Alteration of BDNF and noradrenergic markers in locus coeruleus in a mouse model of cancer-induced bone pain.

The locus coeruleus (LC) is the principal source of noradrenaline (NA) in the central nervous system. In neuropathic pain states, nociceptive stimuli activate LC. This study examined the expression and localization of BDNF and NE neuron-specific proteins in the LC of mice with cancer-induced bone pain (CIBP). Behavioral experiments demonstrated that CIBP mice exhibited persistent spontaneous pain, mechanical and thermal hyperalgesia, and deficits in locomotor activity and motor coordination. H&E and TRAP staining revealed trabecular bone destruction and increased in osteoclast activity. Immunostaining showed elevated expression of neuronal activity marker c-Fos in the LC. Additionally, upregulation of noradrenergic markers - tyrosine hydroxylase (TH) and dopamine β-hydroxylase (DBH) - as well as brain-derived neurotrophic factor (BDNF), was observed in the LC. In vitro studies indicated that inhibition of the BDNF/TrkB signalling pathway reduced the expression of noradrenergic markers.
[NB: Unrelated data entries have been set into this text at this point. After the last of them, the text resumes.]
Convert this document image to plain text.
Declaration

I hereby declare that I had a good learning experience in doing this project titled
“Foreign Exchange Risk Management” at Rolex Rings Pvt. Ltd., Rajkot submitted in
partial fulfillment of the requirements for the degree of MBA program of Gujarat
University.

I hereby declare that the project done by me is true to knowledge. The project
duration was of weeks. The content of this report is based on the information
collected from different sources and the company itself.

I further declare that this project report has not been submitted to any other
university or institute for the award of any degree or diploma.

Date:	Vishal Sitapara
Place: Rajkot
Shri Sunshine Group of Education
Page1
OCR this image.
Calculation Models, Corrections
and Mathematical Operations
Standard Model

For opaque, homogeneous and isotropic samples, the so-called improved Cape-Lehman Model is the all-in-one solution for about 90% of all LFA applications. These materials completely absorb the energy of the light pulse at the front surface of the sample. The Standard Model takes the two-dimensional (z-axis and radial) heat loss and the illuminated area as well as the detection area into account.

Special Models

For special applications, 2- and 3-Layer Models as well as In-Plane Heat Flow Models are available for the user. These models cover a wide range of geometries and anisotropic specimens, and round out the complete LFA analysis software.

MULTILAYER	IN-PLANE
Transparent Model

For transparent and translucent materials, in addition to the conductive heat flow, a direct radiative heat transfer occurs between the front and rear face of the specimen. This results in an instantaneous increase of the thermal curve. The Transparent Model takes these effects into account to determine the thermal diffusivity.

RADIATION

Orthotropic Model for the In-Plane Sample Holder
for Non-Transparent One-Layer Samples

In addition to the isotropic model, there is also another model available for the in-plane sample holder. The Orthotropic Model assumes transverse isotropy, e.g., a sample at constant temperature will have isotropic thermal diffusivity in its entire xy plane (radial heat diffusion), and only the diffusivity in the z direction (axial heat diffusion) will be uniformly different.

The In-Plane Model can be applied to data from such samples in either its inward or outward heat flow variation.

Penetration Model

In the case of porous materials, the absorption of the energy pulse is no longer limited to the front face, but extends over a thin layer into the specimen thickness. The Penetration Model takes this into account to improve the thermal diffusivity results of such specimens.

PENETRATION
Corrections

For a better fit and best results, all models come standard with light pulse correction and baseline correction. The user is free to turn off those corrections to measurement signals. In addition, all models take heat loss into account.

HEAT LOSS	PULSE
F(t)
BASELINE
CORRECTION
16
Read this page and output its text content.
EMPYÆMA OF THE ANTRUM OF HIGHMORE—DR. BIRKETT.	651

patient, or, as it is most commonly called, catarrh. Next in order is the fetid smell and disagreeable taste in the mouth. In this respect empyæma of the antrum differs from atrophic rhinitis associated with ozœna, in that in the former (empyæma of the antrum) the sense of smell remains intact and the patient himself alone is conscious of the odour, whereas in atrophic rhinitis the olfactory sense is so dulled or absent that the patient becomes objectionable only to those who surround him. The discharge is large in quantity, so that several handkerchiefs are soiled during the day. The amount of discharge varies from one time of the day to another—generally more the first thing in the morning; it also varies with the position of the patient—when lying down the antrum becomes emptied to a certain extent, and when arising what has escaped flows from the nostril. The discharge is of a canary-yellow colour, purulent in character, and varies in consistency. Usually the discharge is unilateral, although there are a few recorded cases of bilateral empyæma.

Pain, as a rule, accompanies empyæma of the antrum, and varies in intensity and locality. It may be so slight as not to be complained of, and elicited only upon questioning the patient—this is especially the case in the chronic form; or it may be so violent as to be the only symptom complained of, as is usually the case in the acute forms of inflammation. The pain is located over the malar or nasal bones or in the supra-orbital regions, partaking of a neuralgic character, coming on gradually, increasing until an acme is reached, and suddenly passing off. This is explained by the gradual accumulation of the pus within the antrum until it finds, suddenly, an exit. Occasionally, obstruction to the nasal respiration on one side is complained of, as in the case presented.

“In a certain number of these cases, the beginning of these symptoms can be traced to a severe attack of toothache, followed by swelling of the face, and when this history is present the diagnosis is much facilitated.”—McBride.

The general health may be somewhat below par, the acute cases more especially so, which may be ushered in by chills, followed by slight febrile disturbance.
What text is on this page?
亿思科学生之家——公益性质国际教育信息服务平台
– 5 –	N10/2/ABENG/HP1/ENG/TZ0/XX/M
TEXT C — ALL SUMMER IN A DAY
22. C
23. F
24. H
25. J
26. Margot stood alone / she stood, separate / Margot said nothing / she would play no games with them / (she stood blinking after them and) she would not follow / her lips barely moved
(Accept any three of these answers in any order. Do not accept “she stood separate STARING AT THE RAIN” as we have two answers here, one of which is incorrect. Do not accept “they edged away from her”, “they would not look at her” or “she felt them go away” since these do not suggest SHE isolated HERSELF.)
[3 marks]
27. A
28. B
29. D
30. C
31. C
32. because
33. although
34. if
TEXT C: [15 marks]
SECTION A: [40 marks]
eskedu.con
Anterograde tracing, achieved by Fluoro-ruby injection into the LC and subsequent detection of Fluoro-ruby colocalised with TH and DBH in spinal cord, confirmed LC-spinal cord projections. Immunofluorescence analysis demonstrated increased fluorescence intensities of TH, DBH, c-Fos, phosphorylated cAMP-response element- binding protein (pCREB), and α2A receptor in the spinal cord, alongside reduced intensities of enkephalin (ENK) and GABA A Receptor β2 (GABRB2). Western blotting further corroborated elevated expression levels of TH and c-Fos in spinal cord tissue. In summary, CIBP mice exhibited enhanced neuronal activity in the LC, upregulation of noradrenergic markers, and BDNF/TrkB-mediated modulation of noradrenergic neurons. Concurrently, inhibitory signalling was attenuated in the SDH.